Analis bidang sistem ketenagalistrikan IESR, Akbar Bagaskara, mengungkapkan Indonesia perlu mengatasi persoalan data PLTU captive yang tertutup. Dia berkaca pada 2022 saat publik dihebohkan dengan jumlah PLTU tersebut yang sangat besar, sehingga menaikkan angka emisi Indonesia. “Keterbukaan ini yg kita dorong untuk (PLTU captive) yang ada,” ujar dia.

Keterbukaan data menurut Akbar sangat penting agar publik juga bisa memantau komitmen mereka meninggalkan energi batu bara.
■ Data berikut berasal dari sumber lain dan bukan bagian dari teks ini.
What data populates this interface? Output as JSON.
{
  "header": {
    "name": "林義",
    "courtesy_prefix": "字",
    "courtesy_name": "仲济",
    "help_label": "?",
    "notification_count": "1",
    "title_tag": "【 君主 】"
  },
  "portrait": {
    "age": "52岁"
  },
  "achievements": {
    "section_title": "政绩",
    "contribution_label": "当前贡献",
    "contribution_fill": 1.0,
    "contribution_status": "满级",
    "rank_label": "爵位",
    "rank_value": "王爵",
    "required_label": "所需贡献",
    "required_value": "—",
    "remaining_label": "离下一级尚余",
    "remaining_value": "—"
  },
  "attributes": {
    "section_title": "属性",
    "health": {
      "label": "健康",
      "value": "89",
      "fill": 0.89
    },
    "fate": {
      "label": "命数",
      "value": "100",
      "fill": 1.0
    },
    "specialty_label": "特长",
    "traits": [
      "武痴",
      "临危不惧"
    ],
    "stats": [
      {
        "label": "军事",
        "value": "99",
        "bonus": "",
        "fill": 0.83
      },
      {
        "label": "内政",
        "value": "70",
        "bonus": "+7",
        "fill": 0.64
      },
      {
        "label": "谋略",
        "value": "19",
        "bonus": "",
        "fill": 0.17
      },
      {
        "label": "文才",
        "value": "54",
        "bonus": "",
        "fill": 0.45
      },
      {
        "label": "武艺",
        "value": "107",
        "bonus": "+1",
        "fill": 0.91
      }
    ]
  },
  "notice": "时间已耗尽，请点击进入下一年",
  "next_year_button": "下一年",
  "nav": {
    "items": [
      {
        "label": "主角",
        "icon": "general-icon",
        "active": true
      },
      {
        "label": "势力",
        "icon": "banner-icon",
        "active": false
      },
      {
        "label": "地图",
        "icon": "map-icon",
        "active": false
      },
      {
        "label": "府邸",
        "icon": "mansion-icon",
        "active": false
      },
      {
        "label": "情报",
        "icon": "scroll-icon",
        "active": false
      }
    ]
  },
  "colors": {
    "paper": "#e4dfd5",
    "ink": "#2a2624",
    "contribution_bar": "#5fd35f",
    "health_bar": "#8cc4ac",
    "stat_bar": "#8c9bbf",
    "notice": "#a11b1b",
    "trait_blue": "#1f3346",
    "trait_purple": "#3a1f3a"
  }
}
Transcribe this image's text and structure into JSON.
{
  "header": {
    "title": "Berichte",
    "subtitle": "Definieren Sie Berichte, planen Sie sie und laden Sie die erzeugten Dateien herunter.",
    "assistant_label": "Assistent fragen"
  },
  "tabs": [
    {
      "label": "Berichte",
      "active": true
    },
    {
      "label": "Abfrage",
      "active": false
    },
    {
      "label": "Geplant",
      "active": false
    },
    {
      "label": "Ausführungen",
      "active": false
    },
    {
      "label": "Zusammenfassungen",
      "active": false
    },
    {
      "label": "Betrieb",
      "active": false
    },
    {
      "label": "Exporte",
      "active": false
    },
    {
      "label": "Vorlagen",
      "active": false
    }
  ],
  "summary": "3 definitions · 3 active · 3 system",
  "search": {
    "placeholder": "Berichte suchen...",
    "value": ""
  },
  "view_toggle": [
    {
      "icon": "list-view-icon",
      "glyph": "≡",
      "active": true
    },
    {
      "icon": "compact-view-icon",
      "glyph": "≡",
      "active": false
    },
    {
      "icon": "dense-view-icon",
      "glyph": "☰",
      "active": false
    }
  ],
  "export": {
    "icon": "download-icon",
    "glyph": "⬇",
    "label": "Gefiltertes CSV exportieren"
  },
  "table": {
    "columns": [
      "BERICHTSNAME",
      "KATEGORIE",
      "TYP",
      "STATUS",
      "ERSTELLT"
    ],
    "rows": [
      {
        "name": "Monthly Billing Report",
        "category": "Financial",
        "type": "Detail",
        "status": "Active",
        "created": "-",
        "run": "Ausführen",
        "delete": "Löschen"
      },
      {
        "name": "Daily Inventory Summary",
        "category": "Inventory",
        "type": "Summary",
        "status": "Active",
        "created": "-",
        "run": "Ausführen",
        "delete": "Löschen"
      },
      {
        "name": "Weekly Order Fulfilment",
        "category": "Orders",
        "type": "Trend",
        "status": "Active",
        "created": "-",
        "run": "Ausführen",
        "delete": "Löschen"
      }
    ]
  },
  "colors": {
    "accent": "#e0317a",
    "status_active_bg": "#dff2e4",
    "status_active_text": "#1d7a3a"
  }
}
Dia mengingatkan pabrik-pabrik pemilik pembangkit listrik di luar jaringan PLN juga harus memenuhi target energi terbarukan sebesar 23 persen dari bauran energi pembangkitan listrik pada 2025. Kalau perlu, target energi terbarukan ini dapat dinaikkan agar sejalan komitmen Indonesia membatasi kenaikan suhu 1,5°C dalam perjanjian paris.

“Strategi perlu dipikirkan, ini akan lebih rumit dari dekarbonisasi PLN,” kata Akbar.

Robby Irfany Maqoma, Environment Editor, The Conversation.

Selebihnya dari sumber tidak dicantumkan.